Bien qu’elle soit moins bien lotie que Fès au niveau touristique, Meknès a bénéficié d’un bond de 13% en nombre de nuitées entre janvier et mars 2017 par rapport à la même période en 2016 pour atteindre un taux d’occupation de 25%. Elle fait également partie d’un circuit touristique, mais n’a pas encore bénéficié de son plan d’action dédié. Toutefois, la région Fès-Meknès a élaboré deux programmes touristiques dont la convention est en cours de signature. Le premier, Mdinti, vise à développer le tourisme urbain à travers des actions telles que la création de produits touristiques attractifs, la création de circuits touristiques dans les villes impériales et la réhabilitation des monuments historiques…

Le second, appelé Qariati, vise à développer le tourisme rural et de nature. Des projets spécifiques au milieu rural seront mis en œuvre. Et ce, à travers des partenariats entre les acteurs régionaux sans omettre l’adhésion de la population locale.
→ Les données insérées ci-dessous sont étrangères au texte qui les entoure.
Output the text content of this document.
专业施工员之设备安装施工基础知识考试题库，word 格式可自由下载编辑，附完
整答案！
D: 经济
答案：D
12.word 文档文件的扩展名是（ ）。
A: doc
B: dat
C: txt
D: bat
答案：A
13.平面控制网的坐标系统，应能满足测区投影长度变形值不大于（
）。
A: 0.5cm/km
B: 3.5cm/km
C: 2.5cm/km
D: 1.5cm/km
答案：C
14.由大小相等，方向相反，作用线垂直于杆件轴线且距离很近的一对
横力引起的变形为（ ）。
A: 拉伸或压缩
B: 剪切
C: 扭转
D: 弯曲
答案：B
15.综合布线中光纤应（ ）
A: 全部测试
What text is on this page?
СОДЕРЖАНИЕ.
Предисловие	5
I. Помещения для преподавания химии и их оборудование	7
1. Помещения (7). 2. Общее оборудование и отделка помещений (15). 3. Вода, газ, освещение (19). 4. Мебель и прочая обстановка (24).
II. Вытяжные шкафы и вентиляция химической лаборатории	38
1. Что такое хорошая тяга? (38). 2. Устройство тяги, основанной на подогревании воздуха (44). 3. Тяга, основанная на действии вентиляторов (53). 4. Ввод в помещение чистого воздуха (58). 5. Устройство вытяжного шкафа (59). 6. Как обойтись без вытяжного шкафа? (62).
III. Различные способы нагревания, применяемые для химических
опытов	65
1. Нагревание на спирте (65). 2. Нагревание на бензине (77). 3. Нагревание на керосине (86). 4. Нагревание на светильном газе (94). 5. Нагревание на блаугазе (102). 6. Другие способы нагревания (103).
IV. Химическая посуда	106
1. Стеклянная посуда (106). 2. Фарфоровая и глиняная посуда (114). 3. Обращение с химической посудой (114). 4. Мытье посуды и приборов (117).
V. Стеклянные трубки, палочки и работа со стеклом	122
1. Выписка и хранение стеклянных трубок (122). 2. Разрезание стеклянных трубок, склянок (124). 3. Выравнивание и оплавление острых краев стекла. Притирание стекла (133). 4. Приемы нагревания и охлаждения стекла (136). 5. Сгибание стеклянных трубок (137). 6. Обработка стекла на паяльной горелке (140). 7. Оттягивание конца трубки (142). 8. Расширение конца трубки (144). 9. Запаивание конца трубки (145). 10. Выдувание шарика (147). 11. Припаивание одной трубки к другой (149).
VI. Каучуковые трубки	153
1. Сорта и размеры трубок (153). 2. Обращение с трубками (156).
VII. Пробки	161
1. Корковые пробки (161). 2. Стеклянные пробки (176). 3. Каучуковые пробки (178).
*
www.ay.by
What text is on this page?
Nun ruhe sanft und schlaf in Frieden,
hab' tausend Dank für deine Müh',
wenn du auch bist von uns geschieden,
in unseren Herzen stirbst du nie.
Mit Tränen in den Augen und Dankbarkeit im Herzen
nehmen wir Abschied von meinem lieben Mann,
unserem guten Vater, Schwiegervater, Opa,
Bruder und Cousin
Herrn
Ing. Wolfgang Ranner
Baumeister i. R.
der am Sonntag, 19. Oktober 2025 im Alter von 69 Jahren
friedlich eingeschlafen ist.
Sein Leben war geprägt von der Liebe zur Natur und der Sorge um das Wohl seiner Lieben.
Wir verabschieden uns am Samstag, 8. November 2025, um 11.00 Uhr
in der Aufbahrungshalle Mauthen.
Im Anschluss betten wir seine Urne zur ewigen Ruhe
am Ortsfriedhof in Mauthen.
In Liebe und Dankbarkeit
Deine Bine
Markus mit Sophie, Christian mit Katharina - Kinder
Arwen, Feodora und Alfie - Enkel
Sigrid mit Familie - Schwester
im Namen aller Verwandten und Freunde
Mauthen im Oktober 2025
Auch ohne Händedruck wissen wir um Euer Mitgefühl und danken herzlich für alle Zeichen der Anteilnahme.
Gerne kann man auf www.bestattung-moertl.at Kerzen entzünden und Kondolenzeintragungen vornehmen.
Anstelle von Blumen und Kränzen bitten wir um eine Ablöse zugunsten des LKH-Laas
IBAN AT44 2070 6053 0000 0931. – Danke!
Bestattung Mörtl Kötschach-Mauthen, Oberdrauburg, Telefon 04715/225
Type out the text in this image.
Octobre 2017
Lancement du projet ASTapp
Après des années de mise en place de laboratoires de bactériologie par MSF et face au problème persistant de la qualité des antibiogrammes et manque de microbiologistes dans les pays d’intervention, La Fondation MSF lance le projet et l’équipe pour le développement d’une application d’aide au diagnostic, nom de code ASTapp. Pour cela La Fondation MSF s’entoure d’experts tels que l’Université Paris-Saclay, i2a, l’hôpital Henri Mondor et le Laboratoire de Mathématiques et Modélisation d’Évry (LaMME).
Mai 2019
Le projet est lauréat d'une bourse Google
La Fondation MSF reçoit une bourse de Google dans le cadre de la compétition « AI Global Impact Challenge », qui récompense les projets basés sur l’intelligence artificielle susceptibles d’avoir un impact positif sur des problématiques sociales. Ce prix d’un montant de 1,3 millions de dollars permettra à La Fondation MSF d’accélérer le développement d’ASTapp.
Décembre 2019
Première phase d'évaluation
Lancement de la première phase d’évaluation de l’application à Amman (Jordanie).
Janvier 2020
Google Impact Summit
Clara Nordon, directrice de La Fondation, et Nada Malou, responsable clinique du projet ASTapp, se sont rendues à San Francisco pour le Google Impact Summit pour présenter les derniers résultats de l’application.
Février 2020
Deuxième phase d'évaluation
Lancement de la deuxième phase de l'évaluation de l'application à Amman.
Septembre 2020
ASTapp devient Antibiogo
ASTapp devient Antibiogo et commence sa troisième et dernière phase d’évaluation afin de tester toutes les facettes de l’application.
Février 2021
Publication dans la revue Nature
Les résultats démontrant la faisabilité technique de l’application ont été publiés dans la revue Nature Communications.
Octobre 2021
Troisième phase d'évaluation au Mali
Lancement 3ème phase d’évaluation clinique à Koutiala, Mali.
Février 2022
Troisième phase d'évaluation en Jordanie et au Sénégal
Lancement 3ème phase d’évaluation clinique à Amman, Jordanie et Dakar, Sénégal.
L’arrière-pays de la région fera pour sa part l’objet d’un grand projet porté par la SMIT (société marocaine d’investissement touristique) qui le mettra en exergue à travers les produits du terroir: fromage de chèvre, foie gras, truffes, safran, truite d’Azrou…

L’objectif est de développer la région grâce aux produits du terroir. «Le développement du tourisme rural est déployé par la SMIT. Il y a une clientèle friande des fermes d’hôtes. Nous en avons déjà deux dans la région. Des projets similaires sont en train d’essaimer», déclare M. Faceh.

Enfin, Ifrane, la perle touristique de la région est incontournable pour les visiteurs. Attractive l’hiver pour ses sommets enneigés et l’été pour sa fraîcheur, le secteur hôtelier y affiche de bonnes performances durant plusieurs mois de l’année. Sa quiétude et sa propreté sont très recherchées par les touristes locaux et étrangers.